From the jump, let me say that I do appreciate people who offer "thoughts and prayers" to people when they grieve. Specifically, I am thankful people have taken a moment to say this salutation to me over the last year of my life living in grief. What I'm hoping to combat by writing this is people who use this as a means of saying "I don't know what to say to you".
In all honesty, I'd rather someone be straight up real with me in regard to their speechlessness than I would to hear "thoughts and prayers". Let's break down "thoughts and prayers" in long-form. "Thoughts" can mean basically the same thing: I am thinking of you during your time of grieving. Someone is saying to you that despite your feelings of loneliness, they are thinking of the situation you're in. While this is, on the surface level, a comfort to some, what I read is "I'm thinking of how hard your life must be now", "I'm thankful I'm not experiencing what Jed's experiencing", "How can anyone live with that type of grief", etc.
You can better understand now why I take no comfort in someone saying they're thinking of me. Without context, the mind wanders. Without specificity, the words mean little more than their face value. Now, let's take "Prayers" and throw some context at it, too. While the notion of praying for someone is a kindness being extended to someone you're assuming needs prayer, the real reach is in the fact that maybe they don't pray to a god or deity, or maybe they don't share the same faith as you do.
What's Christian prayer to a Buddhist? A Jain? An atheist? While I'm a Christian in the sense that I ask for God's help but don't pay my tithes to a man in a $3,000 suit, what good is prayer to an atheist who disbelieves in ritualistic religious faith? Also, I take little comfort in prayer during this period of my life. Life isn't always "shrug it off and ask God for guidance". God's not here walking in this body with these feelings. I barely find comfort in people I can touch, let alone an invisible deity with enough supposed power to stop death and fighting.

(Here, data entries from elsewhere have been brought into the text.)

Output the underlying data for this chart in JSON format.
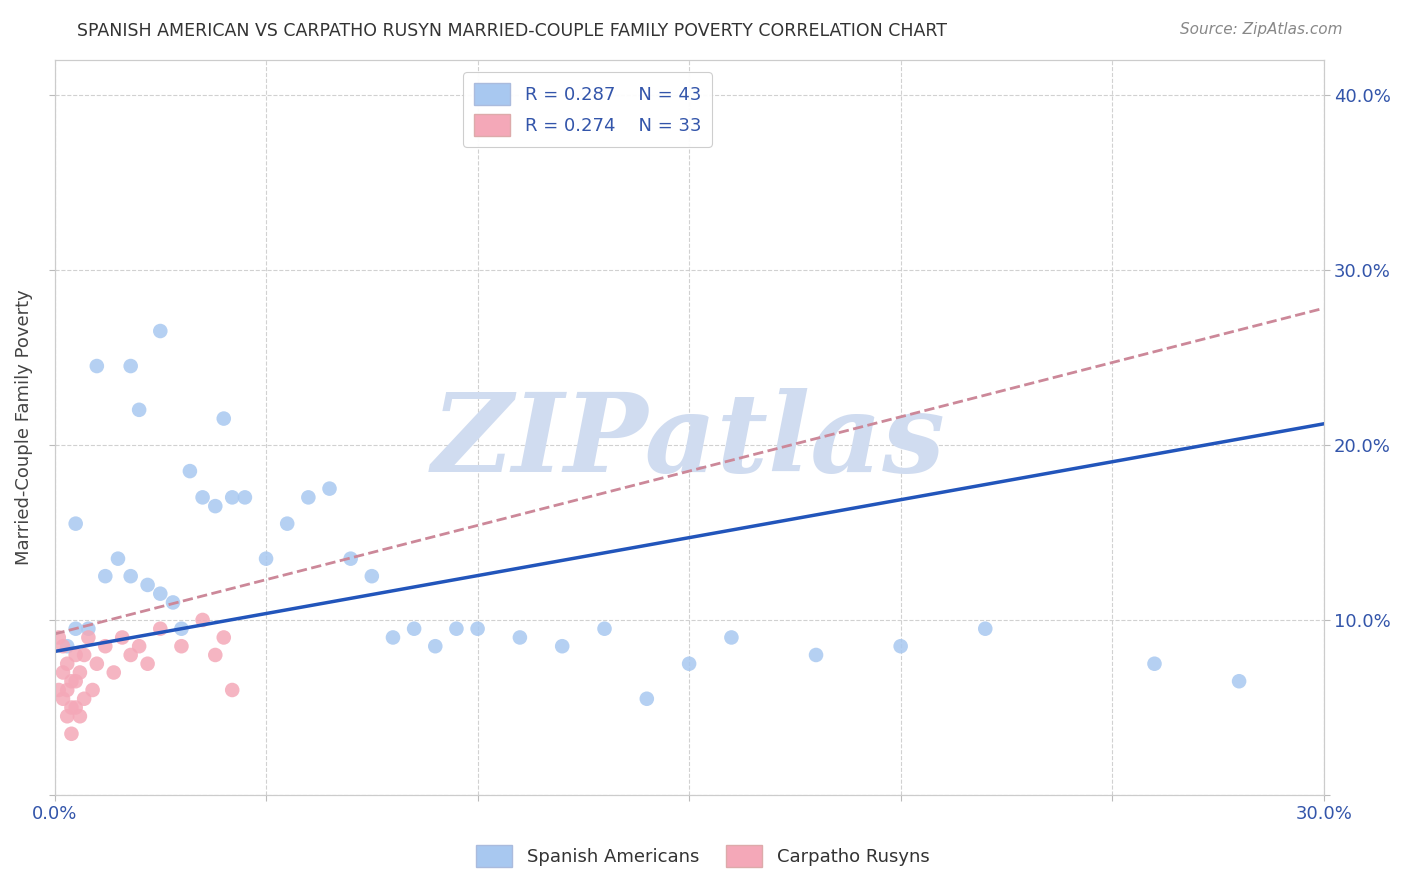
{
  "title": "SPANISH AMERICAN VS CARPATHO RUSYN MARRIED-COUPLE FAMILY POVERTY CORRELATION CHART",
  "source": "Source: ZipAtlas.com",
  "ylabel": "Married-Couple Family Poverty",
  "xlim": [
    0.0,
    0.3
  ],
  "ylim": [
    0.0,
    0.42
  ],
  "xticks": [
    0.0,
    0.05,
    0.1,
    0.15,
    0.2,
    0.25,
    0.3
  ],
  "xticklabels": [
    "0.0%",
    "",
    "",
    "",
    "",
    "",
    "30.0%"
  ],
  "yticks": [
    0.0,
    0.1,
    0.2,
    0.3,
    0.4
  ],
  "yticklabels_right": [
    "",
    "10.0%",
    "20.0%",
    "30.0%",
    "40.0%"
  ],
  "R_blue": 0.287,
  "N_blue": 43,
  "R_pink": 0.274,
  "N_pink": 33,
  "legend_label_blue": "Spanish Americans",
  "legend_label_pink": "Carpatho Rusyns",
  "blue_color": "#A8C8F0",
  "pink_color": "#F4A8B8",
  "blue_line_color": "#2255BB",
  "pink_line_color": "#CC8899",
  "watermark": "ZIPatlas",
  "watermark_color": "#D0DCF0",
  "background_color": "#FFFFFF",
  "blue_line_x0": 0.0,
  "blue_line_y0": 0.082,
  "blue_line_x1": 0.3,
  "blue_line_y1": 0.212,
  "pink_line_x0": 0.0,
  "pink_line_y0": 0.092,
  "pink_line_x1": 0.3,
  "pink_line_y1": 0.278,
  "blue_x": [
    0.003,
    0.005,
    0.005,
    0.008,
    0.01,
    0.012,
    0.015,
    0.018,
    0.018,
    0.02,
    0.022,
    0.025,
    0.025,
    0.028,
    0.03,
    0.032,
    0.035,
    0.038,
    0.04,
    0.042,
    0.045,
    0.05,
    0.055,
    0.06,
    0.065,
    0.07,
    0.075,
    0.08,
    0.085,
    0.09,
    0.095,
    0.1,
    0.11,
    0.12,
    0.13,
    0.14,
    0.15,
    0.16,
    0.18,
    0.2,
    0.22,
    0.26,
    0.28
  ],
  "blue_y": [
    0.085,
    0.155,
    0.095,
    0.095,
    0.245,
    0.125,
    0.135,
    0.125,
    0.245,
    0.22,
    0.12,
    0.115,
    0.265,
    0.11,
    0.095,
    0.185,
    0.17,
    0.165,
    0.215,
    0.17,
    0.17,
    0.135,
    0.155,
    0.17,
    0.175,
    0.135,
    0.125,
    0.09,
    0.095,
    0.085,
    0.095,
    0.095,
    0.09,
    0.085,
    0.095,
    0.055,
    0.075,
    0.09,
    0.08,
    0.085,
    0.095,
    0.075,
    0.065
  ],
  "pink_x": [
    0.001,
    0.001,
    0.002,
    0.002,
    0.002,
    0.003,
    0.003,
    0.003,
    0.004,
    0.004,
    0.004,
    0.005,
    0.005,
    0.005,
    0.006,
    0.006,
    0.007,
    0.007,
    0.008,
    0.009,
    0.01,
    0.012,
    0.014,
    0.016,
    0.018,
    0.02,
    0.022,
    0.025,
    0.03,
    0.035,
    0.038,
    0.04,
    0.042
  ],
  "pink_y": [
    0.09,
    0.06,
    0.085,
    0.07,
    0.055,
    0.075,
    0.06,
    0.045,
    0.065,
    0.05,
    0.035,
    0.08,
    0.065,
    0.05,
    0.07,
    0.045,
    0.08,
    0.055,
    0.09,
    0.06,
    0.075,
    0.085,
    0.07,
    0.09,
    0.08,
    0.085,
    0.075,
    0.095,
    0.085,
    0.1,
    0.08,
    0.09,
    0.06
  ]
}
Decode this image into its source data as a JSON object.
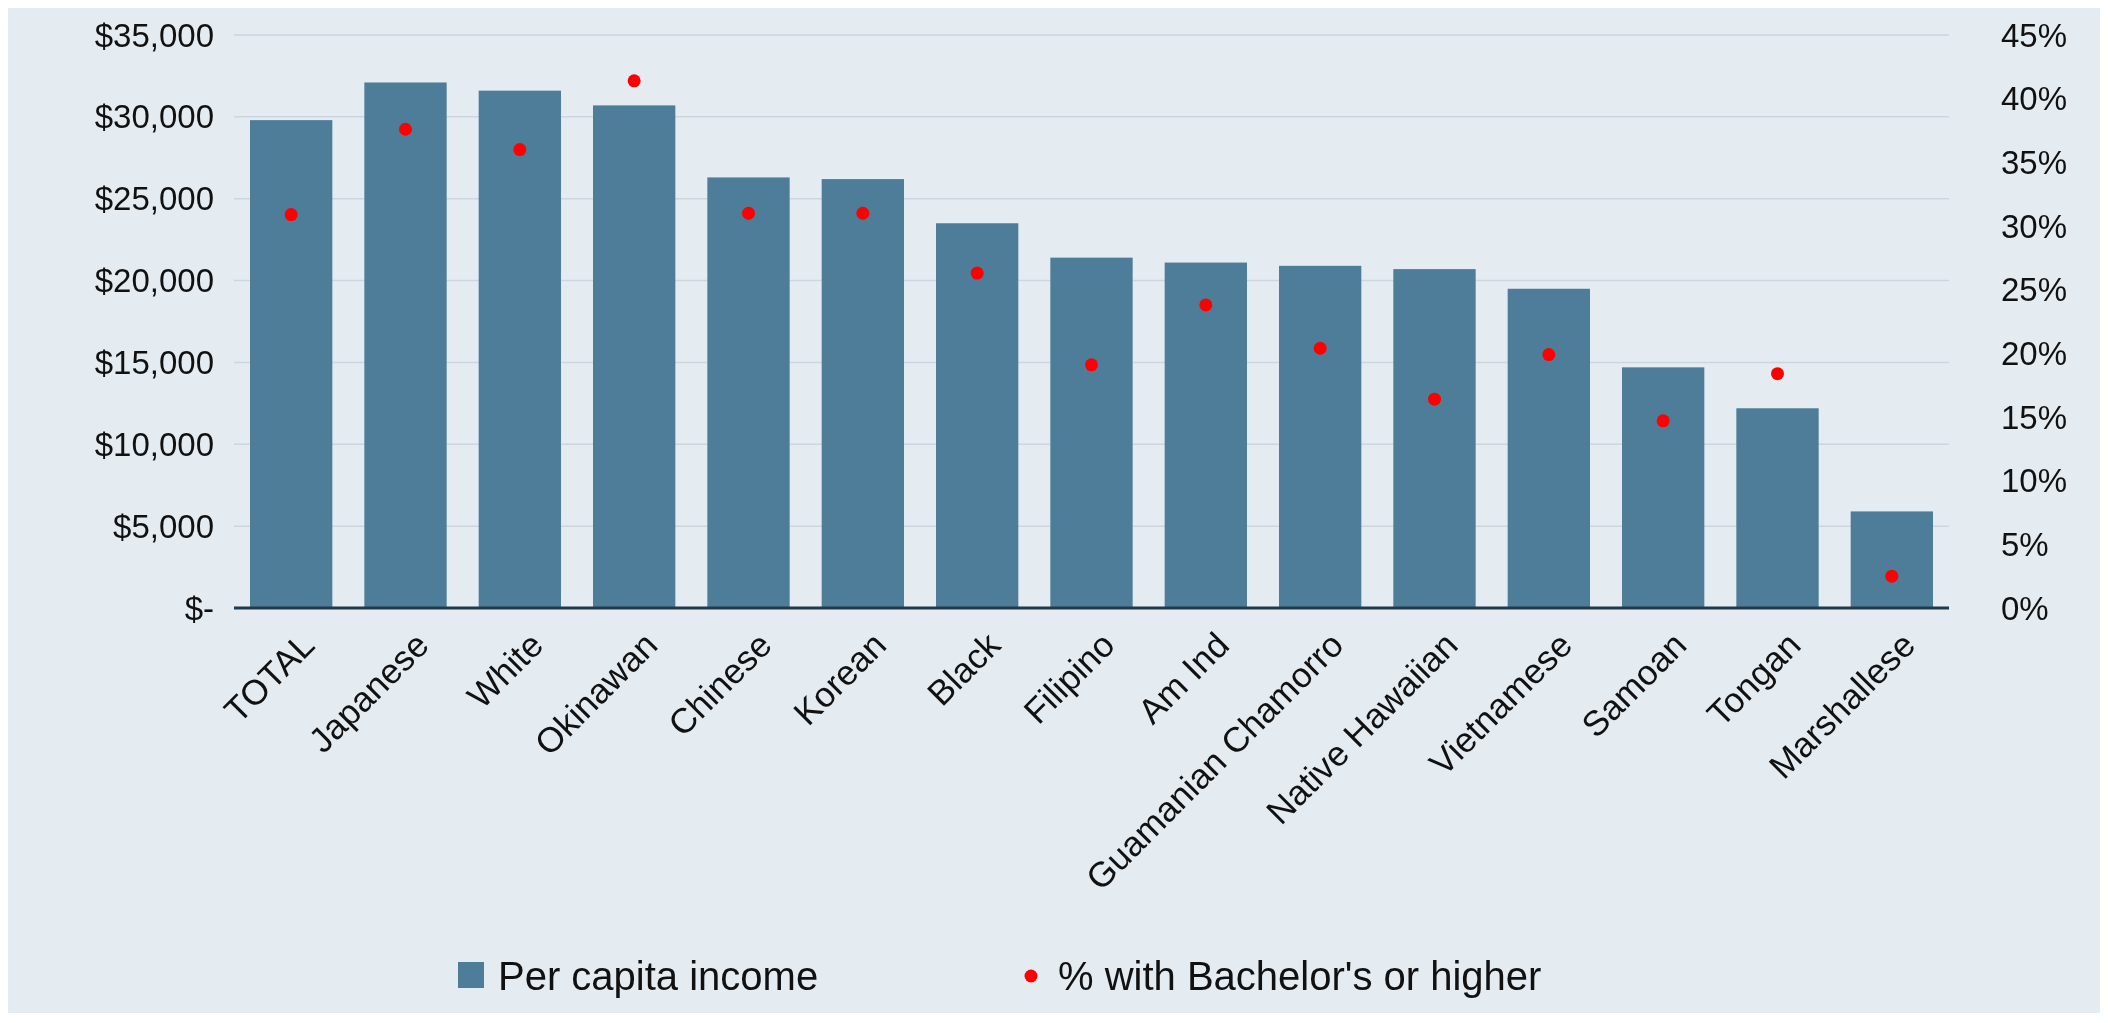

So, the crux is that I have to believe we've done these things to ourselves, and when it fits within the larger construct of my time on Earth, maybe at some point God'll wave his fingers about and remove this dullness of heart inside me because of numerous pitfalls I've experienced.
The notion of praying for someone also doesn't hold a lot of weight when the prayer isn't actually performed. Now, this is the most speculative moment in my thinking in that how disrespectful would I be if I asked someone if they were explicitly remembering to pray for me? Right, I'd be a real jerk. What I'm saying is sometimes this phrase is little more than a phrase, period. No real thoughts, or prayers, are being sent toward the person it's being directed toward.
I've had several people wish me "thoughts and prayers", and I'll give us all a moment of pause to wait for them to miraculously contact me right now after gifting me the notion several months ago...
Right, even after that brief pause, I've still not been contacted after the initial notion. There's this ideology that "I don't know what else to say", so the internet lexicon has deemed appropriate the use of "thoughts and prayers" as the ultimate in intangible and unproveable salutations. It's like a verbal/written hoodwink to those who are suffering. Is the notion kind? Yes. Is it thoughtful? Hardly. Instead of wishing "thoughts and prayers", say "I don't know what to say, but I've got a hug for you the next time I see you", or "You can overcome, I believe in you".
It is fallacy to believe that you are "speechless", unless you are physically mute or otherwise incapable of forming thought. I'm not coming from a standpoint where I'd want "thoughts and prayers" salutations to cease from my life. In a way, it does add some level of comfort. What I'm saying is that we are all much more than "thoughts and prayers" types. If we can talk small about the weather, we can say a little more to those grieving. I make a practice of saying "I know how you feel", "I have experienced this and I empathize", or "I love you" before I will ever say "thoughts and prayers" to someone who has experienced loss.
"Thoughts and prayers" don't take the bullets back. They don't remove the desperation from an already dead suicide victim, nothing will. They don't say enough, most times. They don't comfort nonbelievers. They don't mean much without real thoughts and real declarations of care. Words aren't going to un-die someone, no. Specificity will help ease people's pains. I urge anyone reading to open up a little more to those grieving. They most likely will be thankful.